In a fascinating interview, Dilla elaborates on her endearing series and shares her thoughts about photography in general.
Dilla states that her series is about "the loving and dependent relationships and bonds that can exist between animals, which have suffered as a result of human activity, and their carers and custodians. This is a series of photographs featuring a variety of animals, which I shot in Indonesia, South Africa, Thailand, and Nepal."
She further expounds on her process for the series: "I started the elephant project in 2012 as part of my participation at the Foundry Photojournalism workshop in Chiang Mai. I was very much “green” at that time. Little did I know that eventually, it would become a long-term project for me. The main challenge actually came from within my own self. I needed to convince myself that these images and the series of animal stories I did were really worth telling and worth showing to the public, rather than just sitting pretty on my hard drive. It took few years for me to finally decide to come out of my shell."

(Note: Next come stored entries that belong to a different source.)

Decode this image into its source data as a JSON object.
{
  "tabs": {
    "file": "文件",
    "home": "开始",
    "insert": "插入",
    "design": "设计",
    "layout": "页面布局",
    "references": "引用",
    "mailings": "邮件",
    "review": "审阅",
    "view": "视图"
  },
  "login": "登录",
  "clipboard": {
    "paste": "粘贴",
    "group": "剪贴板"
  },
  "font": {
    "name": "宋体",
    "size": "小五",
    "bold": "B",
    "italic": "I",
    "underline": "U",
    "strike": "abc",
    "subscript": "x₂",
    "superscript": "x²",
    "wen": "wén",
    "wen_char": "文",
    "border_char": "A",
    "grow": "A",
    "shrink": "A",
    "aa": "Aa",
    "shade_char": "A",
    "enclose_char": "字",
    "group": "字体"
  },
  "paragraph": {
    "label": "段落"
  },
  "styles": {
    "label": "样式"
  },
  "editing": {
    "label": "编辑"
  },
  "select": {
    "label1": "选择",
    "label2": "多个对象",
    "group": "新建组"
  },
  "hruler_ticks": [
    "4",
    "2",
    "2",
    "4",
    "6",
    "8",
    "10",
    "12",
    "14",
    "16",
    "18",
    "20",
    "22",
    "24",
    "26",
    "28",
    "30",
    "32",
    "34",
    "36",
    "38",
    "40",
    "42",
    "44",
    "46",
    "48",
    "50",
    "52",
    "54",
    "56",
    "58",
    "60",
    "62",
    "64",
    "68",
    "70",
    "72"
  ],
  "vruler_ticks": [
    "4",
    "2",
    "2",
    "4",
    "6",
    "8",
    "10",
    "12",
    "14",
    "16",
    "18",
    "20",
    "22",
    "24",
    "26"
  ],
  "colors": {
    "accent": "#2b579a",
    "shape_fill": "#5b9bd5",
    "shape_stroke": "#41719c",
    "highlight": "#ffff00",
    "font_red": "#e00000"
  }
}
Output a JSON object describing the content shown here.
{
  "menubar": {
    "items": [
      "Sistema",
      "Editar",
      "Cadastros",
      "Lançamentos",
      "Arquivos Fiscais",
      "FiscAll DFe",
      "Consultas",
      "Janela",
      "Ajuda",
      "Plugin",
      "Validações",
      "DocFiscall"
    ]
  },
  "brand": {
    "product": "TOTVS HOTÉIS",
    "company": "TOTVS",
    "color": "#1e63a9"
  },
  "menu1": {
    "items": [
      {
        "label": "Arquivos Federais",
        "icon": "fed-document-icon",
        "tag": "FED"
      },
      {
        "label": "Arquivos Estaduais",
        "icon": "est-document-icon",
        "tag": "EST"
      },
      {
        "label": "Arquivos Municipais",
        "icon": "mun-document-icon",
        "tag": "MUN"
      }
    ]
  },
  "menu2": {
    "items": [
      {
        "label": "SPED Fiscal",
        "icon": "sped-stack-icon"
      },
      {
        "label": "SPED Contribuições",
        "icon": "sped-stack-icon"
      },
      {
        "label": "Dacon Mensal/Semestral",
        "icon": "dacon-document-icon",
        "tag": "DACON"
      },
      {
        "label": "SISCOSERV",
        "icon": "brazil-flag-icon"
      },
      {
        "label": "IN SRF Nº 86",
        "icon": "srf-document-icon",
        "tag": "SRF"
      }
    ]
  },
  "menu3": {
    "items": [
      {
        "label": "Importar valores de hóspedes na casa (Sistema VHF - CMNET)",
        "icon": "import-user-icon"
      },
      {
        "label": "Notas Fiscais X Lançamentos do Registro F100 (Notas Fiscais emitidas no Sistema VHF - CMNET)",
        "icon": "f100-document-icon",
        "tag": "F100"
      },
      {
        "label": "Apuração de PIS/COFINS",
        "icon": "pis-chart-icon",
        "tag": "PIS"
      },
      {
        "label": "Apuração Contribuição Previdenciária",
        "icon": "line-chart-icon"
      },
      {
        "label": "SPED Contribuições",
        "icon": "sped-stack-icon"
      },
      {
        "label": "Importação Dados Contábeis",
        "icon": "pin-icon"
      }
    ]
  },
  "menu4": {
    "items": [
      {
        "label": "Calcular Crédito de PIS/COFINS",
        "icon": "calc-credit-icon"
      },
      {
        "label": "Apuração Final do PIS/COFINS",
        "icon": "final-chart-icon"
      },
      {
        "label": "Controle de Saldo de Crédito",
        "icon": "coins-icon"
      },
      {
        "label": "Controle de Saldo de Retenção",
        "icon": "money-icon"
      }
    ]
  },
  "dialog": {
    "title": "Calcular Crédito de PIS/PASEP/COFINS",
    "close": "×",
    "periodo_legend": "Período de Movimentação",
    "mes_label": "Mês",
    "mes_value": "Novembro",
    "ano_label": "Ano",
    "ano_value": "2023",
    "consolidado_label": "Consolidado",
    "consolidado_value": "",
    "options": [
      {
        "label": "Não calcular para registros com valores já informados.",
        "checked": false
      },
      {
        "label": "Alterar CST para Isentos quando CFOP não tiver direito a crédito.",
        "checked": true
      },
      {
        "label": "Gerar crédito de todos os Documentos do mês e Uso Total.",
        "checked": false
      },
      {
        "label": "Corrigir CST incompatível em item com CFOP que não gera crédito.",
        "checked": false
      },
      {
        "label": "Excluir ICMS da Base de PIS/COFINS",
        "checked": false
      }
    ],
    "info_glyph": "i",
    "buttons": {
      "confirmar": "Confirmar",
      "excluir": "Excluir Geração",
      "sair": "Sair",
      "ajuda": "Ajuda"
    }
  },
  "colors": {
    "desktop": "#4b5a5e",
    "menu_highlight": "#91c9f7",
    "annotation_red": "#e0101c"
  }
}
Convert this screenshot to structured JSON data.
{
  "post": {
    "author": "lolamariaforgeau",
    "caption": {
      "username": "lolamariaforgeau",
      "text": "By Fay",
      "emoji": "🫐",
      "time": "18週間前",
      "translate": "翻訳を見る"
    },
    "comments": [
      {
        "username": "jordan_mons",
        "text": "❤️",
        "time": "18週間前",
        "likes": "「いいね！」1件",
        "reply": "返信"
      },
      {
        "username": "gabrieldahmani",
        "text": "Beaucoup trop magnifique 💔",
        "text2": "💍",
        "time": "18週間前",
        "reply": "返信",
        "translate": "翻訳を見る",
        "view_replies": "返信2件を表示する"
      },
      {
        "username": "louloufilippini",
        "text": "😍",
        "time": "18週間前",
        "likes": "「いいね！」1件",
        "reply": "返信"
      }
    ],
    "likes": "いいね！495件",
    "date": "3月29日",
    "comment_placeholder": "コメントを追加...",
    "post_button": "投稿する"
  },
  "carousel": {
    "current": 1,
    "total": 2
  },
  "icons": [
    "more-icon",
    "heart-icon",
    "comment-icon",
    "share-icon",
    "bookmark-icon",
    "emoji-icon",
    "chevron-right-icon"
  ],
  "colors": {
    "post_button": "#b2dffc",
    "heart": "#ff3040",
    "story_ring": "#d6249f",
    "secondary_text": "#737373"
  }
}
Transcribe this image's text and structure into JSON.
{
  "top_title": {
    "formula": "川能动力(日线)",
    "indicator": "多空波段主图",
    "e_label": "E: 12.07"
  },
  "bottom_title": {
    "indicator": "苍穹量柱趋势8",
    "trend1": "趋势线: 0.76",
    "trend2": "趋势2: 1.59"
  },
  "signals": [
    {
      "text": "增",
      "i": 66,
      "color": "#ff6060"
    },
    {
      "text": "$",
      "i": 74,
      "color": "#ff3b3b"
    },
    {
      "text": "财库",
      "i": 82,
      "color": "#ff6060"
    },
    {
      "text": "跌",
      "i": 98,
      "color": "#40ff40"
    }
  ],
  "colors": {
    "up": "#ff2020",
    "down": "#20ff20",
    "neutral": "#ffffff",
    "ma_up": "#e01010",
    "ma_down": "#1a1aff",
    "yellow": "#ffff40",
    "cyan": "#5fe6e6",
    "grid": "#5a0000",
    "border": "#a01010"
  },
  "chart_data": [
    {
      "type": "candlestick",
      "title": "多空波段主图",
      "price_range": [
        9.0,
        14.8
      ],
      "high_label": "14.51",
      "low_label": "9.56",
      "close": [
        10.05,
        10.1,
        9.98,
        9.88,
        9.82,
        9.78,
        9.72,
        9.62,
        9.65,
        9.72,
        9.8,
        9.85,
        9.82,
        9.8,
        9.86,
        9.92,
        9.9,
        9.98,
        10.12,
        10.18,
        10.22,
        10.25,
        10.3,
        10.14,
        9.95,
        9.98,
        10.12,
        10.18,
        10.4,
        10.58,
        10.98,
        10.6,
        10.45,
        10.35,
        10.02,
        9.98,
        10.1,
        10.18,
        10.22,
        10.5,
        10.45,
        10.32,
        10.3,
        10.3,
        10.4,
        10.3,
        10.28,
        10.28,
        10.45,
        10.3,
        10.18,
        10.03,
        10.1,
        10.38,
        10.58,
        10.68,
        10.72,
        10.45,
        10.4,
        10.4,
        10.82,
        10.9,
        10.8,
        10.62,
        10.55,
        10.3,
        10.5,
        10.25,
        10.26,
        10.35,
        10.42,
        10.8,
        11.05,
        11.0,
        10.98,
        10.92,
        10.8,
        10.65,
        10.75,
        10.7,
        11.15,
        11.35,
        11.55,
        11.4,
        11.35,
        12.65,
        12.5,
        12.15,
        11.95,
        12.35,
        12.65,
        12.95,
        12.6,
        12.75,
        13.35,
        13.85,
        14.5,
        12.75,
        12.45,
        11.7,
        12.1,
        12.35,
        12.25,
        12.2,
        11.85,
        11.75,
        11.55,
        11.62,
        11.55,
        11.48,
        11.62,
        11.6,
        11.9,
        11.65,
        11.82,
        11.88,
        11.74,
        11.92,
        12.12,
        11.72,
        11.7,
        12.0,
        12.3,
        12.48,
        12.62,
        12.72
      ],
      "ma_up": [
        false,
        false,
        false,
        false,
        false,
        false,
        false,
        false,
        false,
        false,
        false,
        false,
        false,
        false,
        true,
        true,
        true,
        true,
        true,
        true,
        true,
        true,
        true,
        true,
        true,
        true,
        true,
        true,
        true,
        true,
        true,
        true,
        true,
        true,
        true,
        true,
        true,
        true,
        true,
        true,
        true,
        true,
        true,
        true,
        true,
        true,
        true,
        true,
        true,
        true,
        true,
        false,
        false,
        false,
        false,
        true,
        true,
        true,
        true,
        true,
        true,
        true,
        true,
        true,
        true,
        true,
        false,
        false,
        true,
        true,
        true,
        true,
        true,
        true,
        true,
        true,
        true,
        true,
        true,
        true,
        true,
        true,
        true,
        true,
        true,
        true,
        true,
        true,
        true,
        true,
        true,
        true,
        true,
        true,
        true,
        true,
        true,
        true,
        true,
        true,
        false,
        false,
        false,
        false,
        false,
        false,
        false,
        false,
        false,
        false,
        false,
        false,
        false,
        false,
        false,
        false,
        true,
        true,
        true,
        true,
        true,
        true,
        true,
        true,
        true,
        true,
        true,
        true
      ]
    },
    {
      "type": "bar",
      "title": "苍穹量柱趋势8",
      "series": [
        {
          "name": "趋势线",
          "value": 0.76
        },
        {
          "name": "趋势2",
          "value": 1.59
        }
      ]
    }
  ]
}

During the shoot, Dilla got attached to the three legged elephant named Mosha. Dilla notes that "Mosha is clearly the sweetest and friendliest elephant I have ever met in my life. She is really adorable and so photogenic too. I feel I have quite a good instinct, especially with animals. So when I met her the first time I knew immediately that she was the one that I would have a connection with. I didn’t feel a hint of fear when I was sitting or lying together with her. Mosha lost one of her legs at an early age, when she was only seven months old and she is 11 years old now. Despite her suffering and traumatic childhood, she maintains her dignity and she indeed has a beautiful personality. She is very affectionate to me and always welcomed me into her pen."
"There is another permanent resident called Boon Mee. When I came to the hospital in 2012 I felt that she was a bit suspicious of me, so she needed assurance from her mahout that I was harmless. When I returned to the hospital to continue shooting the following year, Boon Mee was much friendlier to me and I knew she remembered me too. I have gained her trust and she became very sweet to me too."
Dilla hopes that her work can make an impact, stating: "I want people to have more sympathy and empathy towards animals. They are not “just animals”. They do have feelings like us too. Happiness and sadness go hand in hand for them and they have fears and anxiety just like us. I sincerely hope that there will be an improvement of the animal welfare condition in general — either domesticated animals or animals who live in their natural habitats, as far as possible."